An Iraqi worker operates valves at the Nahran Omar oil refinery near the city of Basra, southeast of Baghdad, Iraq.
The Pentagon can't properly account for most of the $9.1 billion meant to rebuild Iraq that the department was given responsibility for, according to a new report from the special inspector general who polices the spending of these funds.
The report doesn't suggest that all $8.7 billion in the Development Fund for Iraq wasn't spent the way that it was intended, though it strains credulity to believe it all was.
But the report is pretty clear that the Pentagon never put in place the sort of management controls it should have to properly account for the funds in its care. As the report suggests, money could have been stolen or misused without the Pentagon's knowledge because of its weak controls.
The money in the account comes from Iraqi oil revenues and confiscated financial accounts like those once belonging to Saddam Hussein or his sons.

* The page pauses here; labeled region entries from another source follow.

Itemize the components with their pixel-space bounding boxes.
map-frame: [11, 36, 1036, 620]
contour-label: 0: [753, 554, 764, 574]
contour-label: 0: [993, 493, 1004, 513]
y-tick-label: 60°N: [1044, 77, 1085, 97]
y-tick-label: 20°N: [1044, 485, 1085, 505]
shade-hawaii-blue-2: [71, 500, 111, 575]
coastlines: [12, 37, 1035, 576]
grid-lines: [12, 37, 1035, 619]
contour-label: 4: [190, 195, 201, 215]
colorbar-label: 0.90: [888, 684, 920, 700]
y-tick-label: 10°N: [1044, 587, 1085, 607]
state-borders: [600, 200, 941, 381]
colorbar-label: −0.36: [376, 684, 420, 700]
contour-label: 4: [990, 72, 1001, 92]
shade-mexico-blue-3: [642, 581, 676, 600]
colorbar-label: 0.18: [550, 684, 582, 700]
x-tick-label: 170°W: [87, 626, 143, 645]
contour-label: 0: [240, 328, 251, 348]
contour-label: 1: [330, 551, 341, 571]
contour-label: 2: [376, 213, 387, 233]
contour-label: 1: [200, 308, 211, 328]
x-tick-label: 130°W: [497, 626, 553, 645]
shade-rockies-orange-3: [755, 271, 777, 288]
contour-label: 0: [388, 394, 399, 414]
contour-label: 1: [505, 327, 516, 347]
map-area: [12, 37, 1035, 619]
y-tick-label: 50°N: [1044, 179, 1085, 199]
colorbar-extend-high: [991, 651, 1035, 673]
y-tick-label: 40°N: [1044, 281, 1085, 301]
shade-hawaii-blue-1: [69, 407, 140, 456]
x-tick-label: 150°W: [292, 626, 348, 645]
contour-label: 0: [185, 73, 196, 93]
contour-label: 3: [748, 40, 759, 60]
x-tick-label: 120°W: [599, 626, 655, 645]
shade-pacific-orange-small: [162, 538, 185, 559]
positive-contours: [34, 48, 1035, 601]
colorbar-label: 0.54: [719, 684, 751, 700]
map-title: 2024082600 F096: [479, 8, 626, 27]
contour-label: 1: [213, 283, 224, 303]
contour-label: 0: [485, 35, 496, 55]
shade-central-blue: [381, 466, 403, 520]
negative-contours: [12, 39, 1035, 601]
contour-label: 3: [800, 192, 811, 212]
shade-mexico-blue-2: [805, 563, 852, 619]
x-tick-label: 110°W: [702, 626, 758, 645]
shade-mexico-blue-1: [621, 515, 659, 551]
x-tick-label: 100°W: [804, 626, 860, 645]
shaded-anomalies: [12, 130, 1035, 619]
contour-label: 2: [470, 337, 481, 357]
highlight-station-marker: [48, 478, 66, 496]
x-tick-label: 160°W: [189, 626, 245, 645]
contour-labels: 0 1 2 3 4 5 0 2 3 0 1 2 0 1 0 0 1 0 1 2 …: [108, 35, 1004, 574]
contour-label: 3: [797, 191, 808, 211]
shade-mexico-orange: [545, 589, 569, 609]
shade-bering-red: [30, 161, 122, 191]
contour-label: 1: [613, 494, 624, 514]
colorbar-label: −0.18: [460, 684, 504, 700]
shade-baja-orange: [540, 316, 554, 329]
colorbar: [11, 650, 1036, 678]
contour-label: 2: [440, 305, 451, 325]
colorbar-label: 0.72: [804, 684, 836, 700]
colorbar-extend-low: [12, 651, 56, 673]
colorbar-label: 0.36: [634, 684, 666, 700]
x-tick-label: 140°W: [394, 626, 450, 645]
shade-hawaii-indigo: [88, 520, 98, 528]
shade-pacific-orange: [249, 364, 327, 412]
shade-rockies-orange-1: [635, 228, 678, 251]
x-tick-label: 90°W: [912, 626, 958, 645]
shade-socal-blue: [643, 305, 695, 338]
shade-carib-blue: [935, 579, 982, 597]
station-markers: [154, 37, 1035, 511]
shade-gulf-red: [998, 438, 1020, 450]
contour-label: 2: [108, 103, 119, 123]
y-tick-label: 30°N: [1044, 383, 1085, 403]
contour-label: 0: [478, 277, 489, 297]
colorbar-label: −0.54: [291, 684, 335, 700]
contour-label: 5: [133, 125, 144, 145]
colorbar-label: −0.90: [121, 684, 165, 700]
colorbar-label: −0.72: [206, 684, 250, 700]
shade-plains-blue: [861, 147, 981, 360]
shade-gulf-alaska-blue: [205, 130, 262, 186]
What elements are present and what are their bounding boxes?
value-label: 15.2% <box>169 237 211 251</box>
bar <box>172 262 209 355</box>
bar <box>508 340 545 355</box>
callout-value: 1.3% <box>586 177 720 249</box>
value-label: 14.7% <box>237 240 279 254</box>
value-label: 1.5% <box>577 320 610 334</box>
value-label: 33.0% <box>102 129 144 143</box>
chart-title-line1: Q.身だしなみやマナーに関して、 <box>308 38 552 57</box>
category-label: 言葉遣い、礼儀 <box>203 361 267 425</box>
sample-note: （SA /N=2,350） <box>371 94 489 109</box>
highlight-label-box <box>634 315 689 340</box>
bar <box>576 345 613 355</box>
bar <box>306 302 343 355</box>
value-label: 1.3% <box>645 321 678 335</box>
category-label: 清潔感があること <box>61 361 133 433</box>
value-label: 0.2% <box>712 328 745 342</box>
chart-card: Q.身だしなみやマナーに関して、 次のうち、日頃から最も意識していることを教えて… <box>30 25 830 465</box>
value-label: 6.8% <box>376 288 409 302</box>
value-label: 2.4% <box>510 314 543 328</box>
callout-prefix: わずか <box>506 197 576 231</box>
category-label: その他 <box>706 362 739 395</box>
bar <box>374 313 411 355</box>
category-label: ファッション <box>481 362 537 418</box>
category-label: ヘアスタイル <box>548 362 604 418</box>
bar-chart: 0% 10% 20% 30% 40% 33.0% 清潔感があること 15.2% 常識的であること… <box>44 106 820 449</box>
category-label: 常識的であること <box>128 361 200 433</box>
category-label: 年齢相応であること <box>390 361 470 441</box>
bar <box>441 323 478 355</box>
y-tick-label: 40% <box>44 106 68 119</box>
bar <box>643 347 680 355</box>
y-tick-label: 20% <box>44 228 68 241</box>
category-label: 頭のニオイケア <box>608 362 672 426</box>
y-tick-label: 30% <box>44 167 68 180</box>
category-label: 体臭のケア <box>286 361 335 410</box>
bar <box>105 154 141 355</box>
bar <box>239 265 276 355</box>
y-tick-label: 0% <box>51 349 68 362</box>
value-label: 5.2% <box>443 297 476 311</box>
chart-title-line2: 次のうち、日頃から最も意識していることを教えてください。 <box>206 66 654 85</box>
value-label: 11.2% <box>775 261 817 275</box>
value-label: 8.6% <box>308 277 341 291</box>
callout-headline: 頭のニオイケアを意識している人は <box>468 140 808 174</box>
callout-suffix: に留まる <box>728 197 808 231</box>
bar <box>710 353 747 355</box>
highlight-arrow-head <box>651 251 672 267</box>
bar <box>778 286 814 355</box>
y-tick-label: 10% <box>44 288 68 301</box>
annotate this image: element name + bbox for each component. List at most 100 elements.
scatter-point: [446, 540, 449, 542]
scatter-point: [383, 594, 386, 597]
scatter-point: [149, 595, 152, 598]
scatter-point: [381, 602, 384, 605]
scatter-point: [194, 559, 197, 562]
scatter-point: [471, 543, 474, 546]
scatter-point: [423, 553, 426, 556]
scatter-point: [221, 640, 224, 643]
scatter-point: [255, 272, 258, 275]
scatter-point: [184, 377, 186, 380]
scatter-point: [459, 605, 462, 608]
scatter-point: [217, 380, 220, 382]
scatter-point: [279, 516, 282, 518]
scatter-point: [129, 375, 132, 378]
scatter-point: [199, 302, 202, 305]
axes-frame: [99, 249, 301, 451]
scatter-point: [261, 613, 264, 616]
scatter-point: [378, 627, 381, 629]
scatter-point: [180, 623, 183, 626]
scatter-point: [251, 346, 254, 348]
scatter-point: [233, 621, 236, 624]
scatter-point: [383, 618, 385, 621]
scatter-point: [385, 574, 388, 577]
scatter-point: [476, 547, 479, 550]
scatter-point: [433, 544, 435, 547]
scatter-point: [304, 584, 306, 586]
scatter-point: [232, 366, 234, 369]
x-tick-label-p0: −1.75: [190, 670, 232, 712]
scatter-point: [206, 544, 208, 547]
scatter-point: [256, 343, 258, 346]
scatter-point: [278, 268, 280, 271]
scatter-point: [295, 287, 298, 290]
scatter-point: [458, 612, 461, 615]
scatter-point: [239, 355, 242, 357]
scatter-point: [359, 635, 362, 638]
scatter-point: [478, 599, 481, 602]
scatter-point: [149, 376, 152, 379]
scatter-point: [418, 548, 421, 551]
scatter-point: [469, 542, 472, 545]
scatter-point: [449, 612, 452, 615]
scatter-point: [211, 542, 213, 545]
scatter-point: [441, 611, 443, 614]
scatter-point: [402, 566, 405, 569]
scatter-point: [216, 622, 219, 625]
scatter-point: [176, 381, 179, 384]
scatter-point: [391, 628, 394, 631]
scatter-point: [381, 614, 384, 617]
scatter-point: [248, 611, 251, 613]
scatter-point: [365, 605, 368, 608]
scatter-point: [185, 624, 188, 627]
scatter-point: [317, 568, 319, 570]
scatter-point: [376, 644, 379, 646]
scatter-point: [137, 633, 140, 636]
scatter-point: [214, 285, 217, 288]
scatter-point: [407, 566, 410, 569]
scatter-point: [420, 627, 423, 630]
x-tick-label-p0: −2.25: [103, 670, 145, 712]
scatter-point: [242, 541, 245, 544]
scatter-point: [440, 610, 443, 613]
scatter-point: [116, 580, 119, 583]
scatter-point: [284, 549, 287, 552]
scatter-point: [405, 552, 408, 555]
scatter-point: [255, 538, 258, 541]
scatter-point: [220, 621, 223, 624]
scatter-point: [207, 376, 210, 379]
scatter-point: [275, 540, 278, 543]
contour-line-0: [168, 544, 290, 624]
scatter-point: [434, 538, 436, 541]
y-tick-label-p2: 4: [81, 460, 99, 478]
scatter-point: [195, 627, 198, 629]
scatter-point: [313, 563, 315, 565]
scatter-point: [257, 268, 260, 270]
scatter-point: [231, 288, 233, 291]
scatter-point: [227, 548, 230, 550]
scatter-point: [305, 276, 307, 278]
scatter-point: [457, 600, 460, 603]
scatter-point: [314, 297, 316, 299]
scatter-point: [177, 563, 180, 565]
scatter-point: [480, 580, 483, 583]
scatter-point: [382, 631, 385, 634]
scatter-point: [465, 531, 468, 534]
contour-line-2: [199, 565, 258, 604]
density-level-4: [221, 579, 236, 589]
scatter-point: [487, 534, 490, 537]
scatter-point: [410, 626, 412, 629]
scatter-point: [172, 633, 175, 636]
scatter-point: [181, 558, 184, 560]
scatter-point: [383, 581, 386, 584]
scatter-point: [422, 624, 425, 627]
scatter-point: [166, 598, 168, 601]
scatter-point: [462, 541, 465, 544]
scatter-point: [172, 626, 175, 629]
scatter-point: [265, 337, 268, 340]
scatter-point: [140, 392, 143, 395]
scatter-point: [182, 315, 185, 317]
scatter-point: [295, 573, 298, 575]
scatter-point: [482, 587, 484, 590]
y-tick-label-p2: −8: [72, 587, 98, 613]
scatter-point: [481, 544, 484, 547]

An excerpt from the report's executive summary:
Weaknesses in DoD’s financial and management controls left it unable to properly account for $8.7 billion of the $9.1 billion in DFI funds it received for reconstruction activities in Iraq. This situation occurred because most DoD organizations receiving DFI funds did not establish the required Department of the Treasury accounts and no DoD organization was designated as the executive agent for managing the use of DFI funds. The breakdown in controls left the funds vulnerable to inappropriate uses and undetected loss.